Still, she remembered clearly, as if it were that very moment, how she’d felt as a child when Silvia entered the room, screaming and laughing, and a spark lit up her father’s eyes. She remembered the satisfaction of watching her mother scold her, whenever Silvia was punished. But over time she had trained herself not to be jealous anymore, to feel important and more grown-up since she had to protect her. She’d stopped feeling jealous of the special bond that Silvia had with their father, she was sure of that, and Silvia’s constant bickering with their mother didn’t concern her. Or else she had learned to deceive herself almost entirely.

And she was sure she could never talk to her about it. She could never call Silvia and tell her about her relationship with Viberti. Never, ever. She had to try to resolve the matter with him. That morning, while she was taking Mattia from the CT scan in Radiology to Pediatrics, she’d gotten three calls from the internist, which she hadn’t answered because she didn’t feel ready yet. But she had to talk to him and ask him what his intentions were, and also ask him for a favor: not to ever say anything about them to Silvia. The thought that Silvia might feel threatened by her terrified her.
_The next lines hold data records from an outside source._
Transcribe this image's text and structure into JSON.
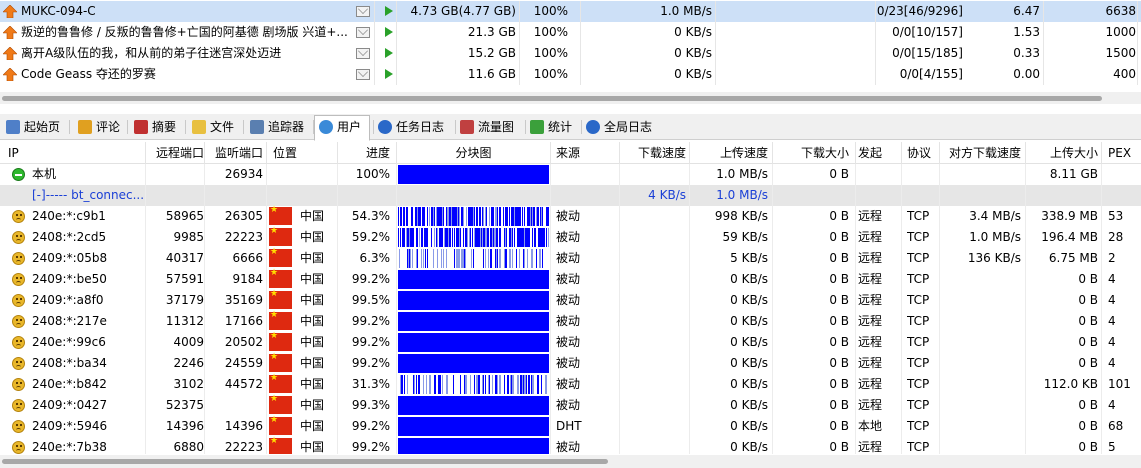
{
  "tasks": [
    {
      "name": "MUKC-094-C",
      "size": "4.73 GB(4.77 GB)",
      "progress": "100%",
      "down_speed": "",
      "up_speed": "1.0 MB/s",
      "peers": "0/23[46/9296]",
      "ratio": "6.47",
      "uploaded": "6638",
      "selected": true
    },
    {
      "name": "叛逆的鲁鲁修 / 反叛的鲁鲁修+亡国的阿基德 剧场版 兴道+...",
      "size": "21.3 GB",
      "progress": "100%",
      "down_speed": "",
      "up_speed": "0 KB/s",
      "peers": "0/0[10/157]",
      "ratio": "1.53",
      "uploaded": "1000",
      "selected": false
    },
    {
      "name": "离开A级队伍的我，和从前的弟子往迷宫深处迈进",
      "size": "15.2 GB",
      "progress": "100%",
      "down_speed": "",
      "up_speed": "0 KB/s",
      "peers": "0/0[15/185]",
      "ratio": "0.33",
      "uploaded": "1500",
      "selected": false
    },
    {
      "name": "Code Geass 夺还的罗赛",
      "size": "11.6 GB",
      "progress": "100%",
      "down_speed": "",
      "up_speed": "0 KB/s",
      "peers": "0/0[4/155]",
      "ratio": "0.00",
      "uploaded": "400",
      "selected": false
    }
  ],
  "tabs": [
    {
      "label": "起始页",
      "icon": "home-page-icon"
    },
    {
      "label": "评论",
      "icon": "comment-icon"
    },
    {
      "label": "摘要",
      "icon": "summary-icon"
    },
    {
      "label": "文件",
      "icon": "file-icon"
    },
    {
      "label": "追踪器",
      "icon": "tracker-icon"
    },
    {
      "label": "用户",
      "icon": "users-icon",
      "active": true
    },
    {
      "label": "任务日志",
      "icon": "task-log-icon"
    },
    {
      "label": "流量图",
      "icon": "traffic-chart-icon"
    },
    {
      "label": "统计",
      "icon": "statistics-icon"
    },
    {
      "label": "全局日志",
      "icon": "global-log-icon"
    }
  ],
  "peer_columns": [
    "IP",
    "远程端口",
    "监听端口",
    "位置",
    "进度",
    "分块图",
    "来源",
    "下载速度",
    "上传速度",
    "下载大小",
    "发起",
    "协议",
    "对方下载速度",
    "上传大小",
    "PEX"
  ],
  "local": {
    "ip": "本机",
    "listen_port": "26934",
    "progress": "100%",
    "up_speed": "1.0 MB/s",
    "down_size": "0 B",
    "up_size": "8.11 GB"
  },
  "group": {
    "label": "[-]----- bt_connec...",
    "down_speed": "4 KB/s",
    "up_speed": "1.0 MB/s"
  },
  "peers": [
    {
      "ip": "240e:*:c9b1",
      "rport": "58965",
      "lport": "26305",
      "loc": "中国",
      "progress": "54.3%",
      "piece": 0.54,
      "source": "被动",
      "up": "998 KB/s",
      "dsize": "0 B",
      "init": "远程",
      "proto": "TCP",
      "peer_down": "3.4 MB/s",
      "usize": "338.9 MB",
      "pex": "53"
    },
    {
      "ip": "2408:*:2cd5",
      "rport": "9985",
      "lport": "22223",
      "loc": "中国",
      "progress": "59.2%",
      "piece": 0.59,
      "source": "被动",
      "up": "59 KB/s",
      "dsize": "0 B",
      "init": "远程",
      "proto": "TCP",
      "peer_down": "1.0 MB/s",
      "usize": "196.4 MB",
      "pex": "28"
    },
    {
      "ip": "2409:*:05b8",
      "rport": "40317",
      "lport": "6666",
      "loc": "中国",
      "progress": "6.3%",
      "piece": 0.06,
      "source": "被动",
      "up": "5 KB/s",
      "dsize": "0 B",
      "init": "远程",
      "proto": "TCP",
      "peer_down": "136 KB/s",
      "usize": "6.75 MB",
      "pex": "2"
    },
    {
      "ip": "2409:*:be50",
      "rport": "57591",
      "lport": "9184",
      "loc": "中国",
      "progress": "99.2%",
      "piece": 0.99,
      "source": "被动",
      "up": "0 KB/s",
      "dsize": "0 B",
      "init": "远程",
      "proto": "TCP",
      "peer_down": "",
      "usize": "0 B",
      "pex": "4"
    },
    {
      "ip": "2409:*:a8f0",
      "rport": "37179",
      "lport": "35169",
      "loc": "中国",
      "progress": "99.5%",
      "piece": 0.995,
      "source": "被动",
      "up": "0 KB/s",
      "dsize": "0 B",
      "init": "远程",
      "proto": "TCP",
      "peer_down": "",
      "usize": "0 B",
      "pex": "4"
    },
    {
      "ip": "2408:*:217e",
      "rport": "11312",
      "lport": "17166",
      "loc": "中国",
      "progress": "99.2%",
      "piece": 0.99,
      "source": "被动",
      "up": "0 KB/s",
      "dsize": "0 B",
      "init": "远程",
      "proto": "TCP",
      "peer_down": "",
      "usize": "0 B",
      "pex": "4"
    },
    {
      "ip": "240e:*:99c6",
      "rport": "4009",
      "lport": "20502",
      "loc": "中国",
      "progress": "99.2%",
      "piece": 0.99,
      "source": "被动",
      "up": "0 KB/s",
      "dsize": "0 B",
      "init": "远程",
      "proto": "TCP",
      "peer_down": "",
      "usize": "0 B",
      "pex": "4"
    },
    {
      "ip": "2408:*:ba34",
      "rport": "2246",
      "lport": "24559",
      "loc": "中国",
      "progress": "99.2%",
      "piece": 0.99,
      "source": "被动",
      "up": "0 KB/s",
      "dsize": "0 B",
      "init": "远程",
      "proto": "TCP",
      "peer_down": "",
      "usize": "0 B",
      "pex": "4"
    },
    {
      "ip": "240e:*:b842",
      "rport": "3102",
      "lport": "44572",
      "loc": "中国",
      "progress": "31.3%",
      "piece": 0.31,
      "source": "被动",
      "up": "0 KB/s",
      "dsize": "0 B",
      "init": "远程",
      "proto": "TCP",
      "peer_down": "",
      "usize": "112.0 KB",
      "pex": "101"
    },
    {
      "ip": "2409:*:0427",
      "rport": "52375",
      "lport": "",
      "loc": "中国",
      "progress": "99.3%",
      "piece": 0.99,
      "source": "被动",
      "up": "0 KB/s",
      "dsize": "0 B",
      "init": "远程",
      "proto": "TCP",
      "peer_down": "",
      "usize": "0 B",
      "pex": "4"
    },
    {
      "ip": "2409:*:5946",
      "rport": "14396",
      "lport": "14396",
      "loc": "中国",
      "progress": "99.2%",
      "piece": 0.99,
      "source": "DHT",
      "up": "0 KB/s",
      "dsize": "0 B",
      "init": "本地",
      "proto": "TCP",
      "peer_down": "",
      "usize": "0 B",
      "pex": "68"
    },
    {
      "ip": "240e:*:7b38",
      "rport": "6880",
      "lport": "22223",
      "loc": "中国",
      "progress": "99.2%",
      "piece": 0.99,
      "source": "被动",
      "up": "0 KB/s",
      "dsize": "0 B",
      "init": "远程",
      "proto": "TCP",
      "peer_down": "",
      "usize": "0 B",
      "pex": "5"
    }
  ],
  "colors": {
    "selected_row": "#cde0f7",
    "piece_fill": "#0000ff",
    "group_text": "#1a3fd6"
  }
}
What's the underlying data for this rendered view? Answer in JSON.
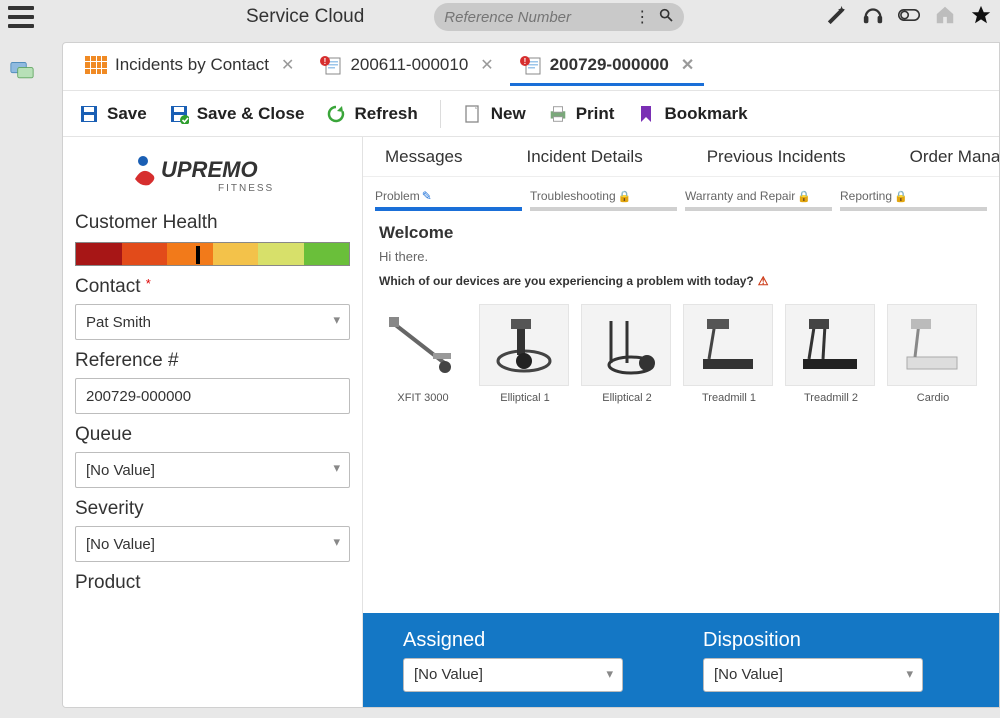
{
  "app": {
    "title": "Service Cloud"
  },
  "search": {
    "placeholder": "Reference Number"
  },
  "tabs": [
    {
      "label": "Incidents by Contact",
      "icon": "grid",
      "active": false
    },
    {
      "label": "200611-000010",
      "icon": "incident",
      "active": false
    },
    {
      "label": "200729-000000",
      "icon": "incident",
      "active": true
    }
  ],
  "toolbar": {
    "save": "Save",
    "save_close": "Save & Close",
    "refresh": "Refresh",
    "new": "New",
    "print": "Print",
    "bookmark": "Bookmark"
  },
  "brand": {
    "name": "UPREMO",
    "sub": "FITNESS"
  },
  "left": {
    "health_label": "Customer Health",
    "contact_label": "Contact",
    "contact_value": "Pat Smith",
    "ref_label": "Reference #",
    "ref_value": "200729-000000",
    "queue_label": "Queue",
    "queue_value": "[No Value]",
    "severity_label": "Severity",
    "severity_value": "[No Value]",
    "product_label": "Product"
  },
  "subtabs": [
    "Messages",
    "Incident Details",
    "Previous Incidents",
    "Order Manag"
  ],
  "wizard": [
    {
      "label": "Problem",
      "state": "active"
    },
    {
      "label": "Troubleshooting",
      "state": "locked"
    },
    {
      "label": "Warranty and Repair",
      "state": "locked"
    },
    {
      "label": "Reporting",
      "state": "locked"
    }
  ],
  "guide": {
    "heading": "Welcome",
    "greeting": "Hi there.",
    "question": "Which of our devices are you experiencing a problem with today?"
  },
  "devices": [
    {
      "label": "XFIT 3000"
    },
    {
      "label": "Elliptical 1"
    },
    {
      "label": "Elliptical 2"
    },
    {
      "label": "Treadmill 1"
    },
    {
      "label": "Treadmill 2"
    },
    {
      "label": "Cardio"
    }
  ],
  "bluebar": {
    "assigned_label": "Assigned",
    "assigned_value": "[No Value]",
    "disposition_label": "Disposition",
    "disposition_value": "[No Value]"
  }
}
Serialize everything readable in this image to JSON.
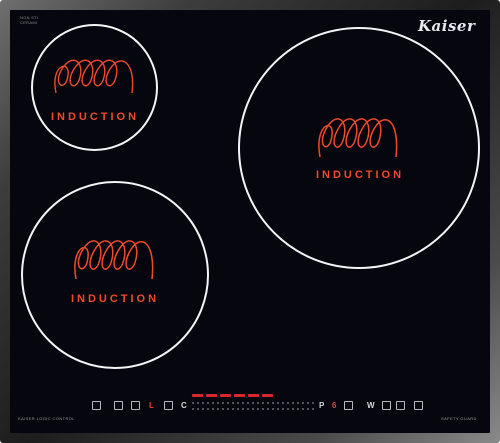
{
  "brand": {
    "name": "Kaiser"
  },
  "zones": [
    {
      "id": "top-left",
      "label": "INDUCTION"
    },
    {
      "id": "right",
      "label": "INDUCTION"
    },
    {
      "id": "bottom-left",
      "label": "INDUCTION"
    }
  ],
  "corner_text": {
    "line1": "NON STI",
    "line2": "CERAMI"
  },
  "control_panel": {
    "left_text": "KAISER LOGIC CONTROL",
    "right_text": "SAFETY GUARD",
    "lock_glyph": "L",
    "clock_glyph": "C",
    "p_glyph": "P",
    "six_glyph": "6",
    "w_glyph": "W",
    "heat_indicator_count": 6
  },
  "colors": {
    "glass": "#05060e",
    "zone_outline": "#f4f4f4",
    "induction_red": "#f04a2c",
    "heat_bar": "#d9282a"
  }
}
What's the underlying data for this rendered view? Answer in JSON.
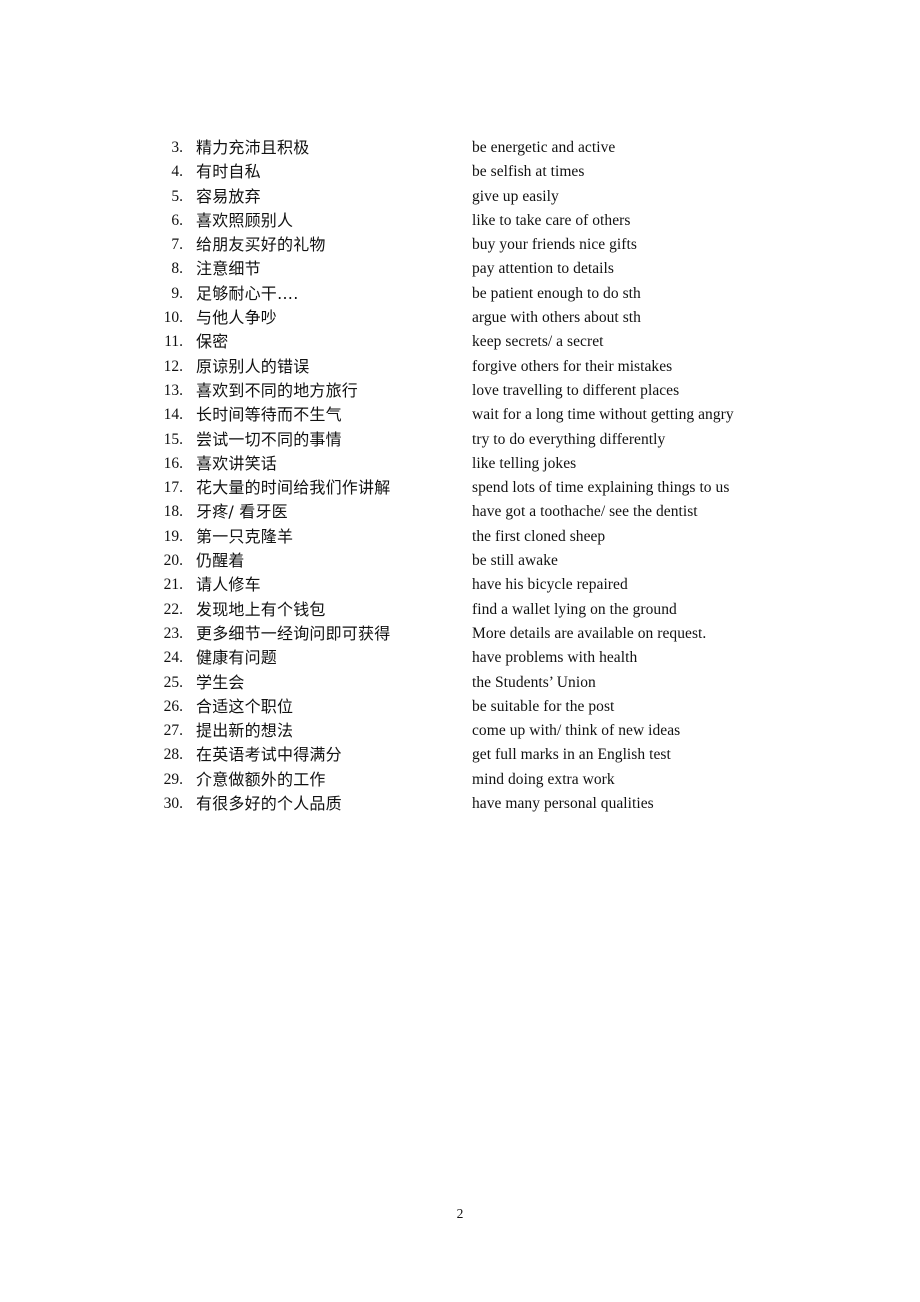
{
  "document": {
    "page_number": "2",
    "background_color": "#ffffff",
    "text_color": "#111111"
  },
  "vocabulary": {
    "items": [
      {
        "number": "3.",
        "chinese": "精力充沛且积极",
        "english": "be energetic and active"
      },
      {
        "number": "4.",
        "chinese": "有时自私",
        "english": "be selfish at times"
      },
      {
        "number": "5.",
        "chinese": "容易放弃",
        "english": "give up easily"
      },
      {
        "number": "6.",
        "chinese": "喜欢照顾别人",
        "english": "like to take care of others"
      },
      {
        "number": "7.",
        "chinese": "给朋友买好的礼物",
        "english": "buy your friends nice gifts"
      },
      {
        "number": "8.",
        "chinese": "注意细节",
        "english": "pay attention to details"
      },
      {
        "number": "9.",
        "chinese": "足够耐心干….",
        "english": "be patient enough to do sth"
      },
      {
        "number": "10.",
        "chinese": "与他人争吵",
        "english": "argue with others about sth"
      },
      {
        "number": "11.",
        "chinese": "保密",
        "english": "keep secrets/ a secret"
      },
      {
        "number": "12.",
        "chinese": "原谅别人的错误",
        "english": "forgive others for their mistakes"
      },
      {
        "number": "13.",
        "chinese": "喜欢到不同的地方旅行",
        "english": "love travelling to different places"
      },
      {
        "number": "14.",
        "chinese": "长时间等待而不生气",
        "english": "wait for a long time without getting angry"
      },
      {
        "number": "15.",
        "chinese": "尝试一切不同的事情",
        "english": "try to do everything differently"
      },
      {
        "number": "16.",
        "chinese": "喜欢讲笑话",
        "english": "like telling jokes"
      },
      {
        "number": "17.",
        "chinese": "花大量的时间给我们作讲解",
        "english": "spend lots of time explaining things to us"
      },
      {
        "number": "18.",
        "chinese": "牙疼/ 看牙医",
        "english": "have got a toothache/ see the dentist"
      },
      {
        "number": "19.",
        "chinese": "第一只克隆羊",
        "english": "the first cloned sheep"
      },
      {
        "number": "20.",
        "chinese": "仍醒着",
        "english": "be still awake"
      },
      {
        "number": "21.",
        "chinese": "请人修车",
        "english": "have his bicycle repaired"
      },
      {
        "number": "22.",
        "chinese": "发现地上有个钱包",
        "english": "find a wallet lying on the ground"
      },
      {
        "number": "23.",
        "chinese": "更多细节一经询问即可获得",
        "english": "More details are available on request."
      },
      {
        "number": "24.",
        "chinese": "健康有问题",
        "english": "have problems with health"
      },
      {
        "number": "25.",
        "chinese": "学生会",
        "english": "the Students’ Union"
      },
      {
        "number": "26.",
        "chinese": "合适这个职位",
        "english": "be suitable for the post"
      },
      {
        "number": "27.",
        "chinese": "提出新的想法",
        "english": "come up with/ think of new ideas"
      },
      {
        "number": "28.",
        "chinese": "在英语考试中得满分",
        "english": "get full marks in an English test"
      },
      {
        "number": "29.",
        "chinese": "介意做额外的工作",
        "english": "mind doing extra work"
      },
      {
        "number": "30.",
        "chinese": "有很多好的个人品质",
        "english": "have many personal qualities"
      }
    ]
  }
}
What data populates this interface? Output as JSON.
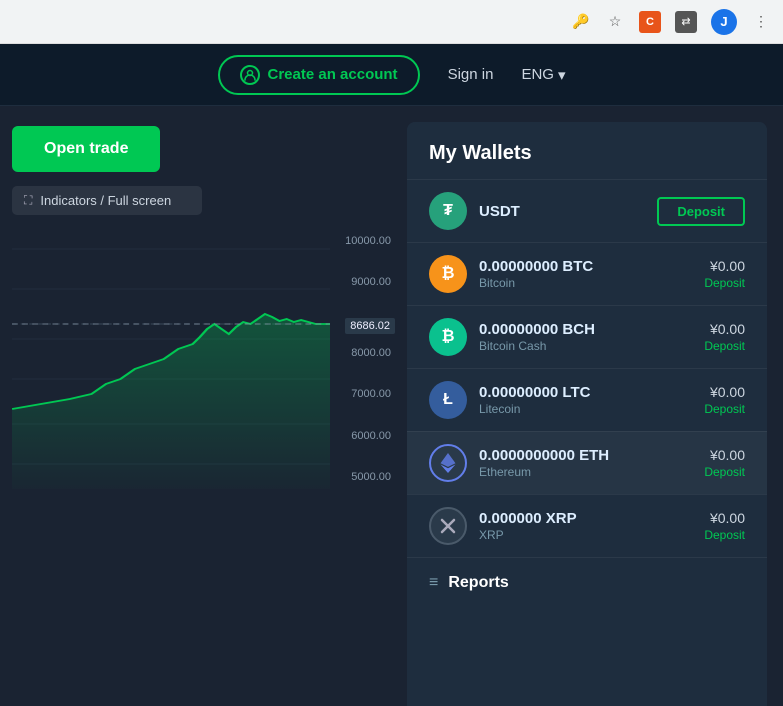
{
  "browser": {
    "avatar_label": "J",
    "ext1_label": "C",
    "ext2_label": "↔"
  },
  "nav": {
    "create_account_label": "Create an account",
    "sign_in_label": "Sign in",
    "language_label": "ENG",
    "chevron": "▾"
  },
  "chart": {
    "open_trade_label": "Open trade",
    "indicators_label": "Indicators / Full screen",
    "price_labels": [
      "10000.00",
      "9000.00",
      "8686.02",
      "8000.00",
      "7000.00",
      "6000.00",
      "5000.00"
    ],
    "current_price": "8686.02"
  },
  "wallets": {
    "title": "My Wallets",
    "items": [
      {
        "id": "usdt",
        "symbol": "USDT",
        "name": "",
        "icon_text": "₮",
        "color_class": "usdt",
        "balance": "",
        "deposit_label": "Deposit",
        "show_button": true
      },
      {
        "id": "btc",
        "symbol": "0.00000000 BTC",
        "name": "Bitcoin",
        "icon_text": "₿",
        "color_class": "btc",
        "balance": "¥0.00",
        "deposit_label": "Deposit",
        "show_button": false
      },
      {
        "id": "bch",
        "symbol": "0.00000000 BCH",
        "name": "Bitcoin Cash",
        "icon_text": "₿",
        "color_class": "bch",
        "balance": "¥0.00",
        "deposit_label": "Deposit",
        "show_button": false
      },
      {
        "id": "ltc",
        "symbol": "0.00000000 LTC",
        "name": "Litecoin",
        "icon_text": "Ł",
        "color_class": "ltc",
        "balance": "¥0.00",
        "deposit_label": "Deposit",
        "show_button": false
      },
      {
        "id": "eth",
        "symbol": "0.0000000000 ETH",
        "name": "Ethereum",
        "icon_text": "Ξ",
        "color_class": "eth",
        "balance": "¥0.00",
        "deposit_label": "Deposit",
        "show_button": false
      },
      {
        "id": "xrp",
        "symbol": "0.000000 XRP",
        "name": "XRP",
        "icon_text": "✕",
        "color_class": "xrp",
        "balance": "¥0.00",
        "deposit_label": "Deposit",
        "show_button": false
      }
    ]
  },
  "reports": {
    "label": "Reports",
    "icon": "≡"
  }
}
After sleeping very little or not at all, she nearly fell asleep in the shower, sitting with her legs drawn up and her forehead resting on her knees, the spray of water hitting the back of her neck. She’d thought all night about Silvia and Viberti and ultimately imagined them making love, imagining Viberti making love as he had with her and imagining Silvia making love in a way that she, Cecilia, had never been able to: imagining her more practiced and more skilled, imagining Viberti rapt in ecstasy and overcome by desire. Viberti, who maybe for a moment, as he was making love with Silvia, had thought about how strange life was, to fall in love with a woman and worship her for two years only to discover that she was concealing a more delightful, more passionate version of herself (more compact ).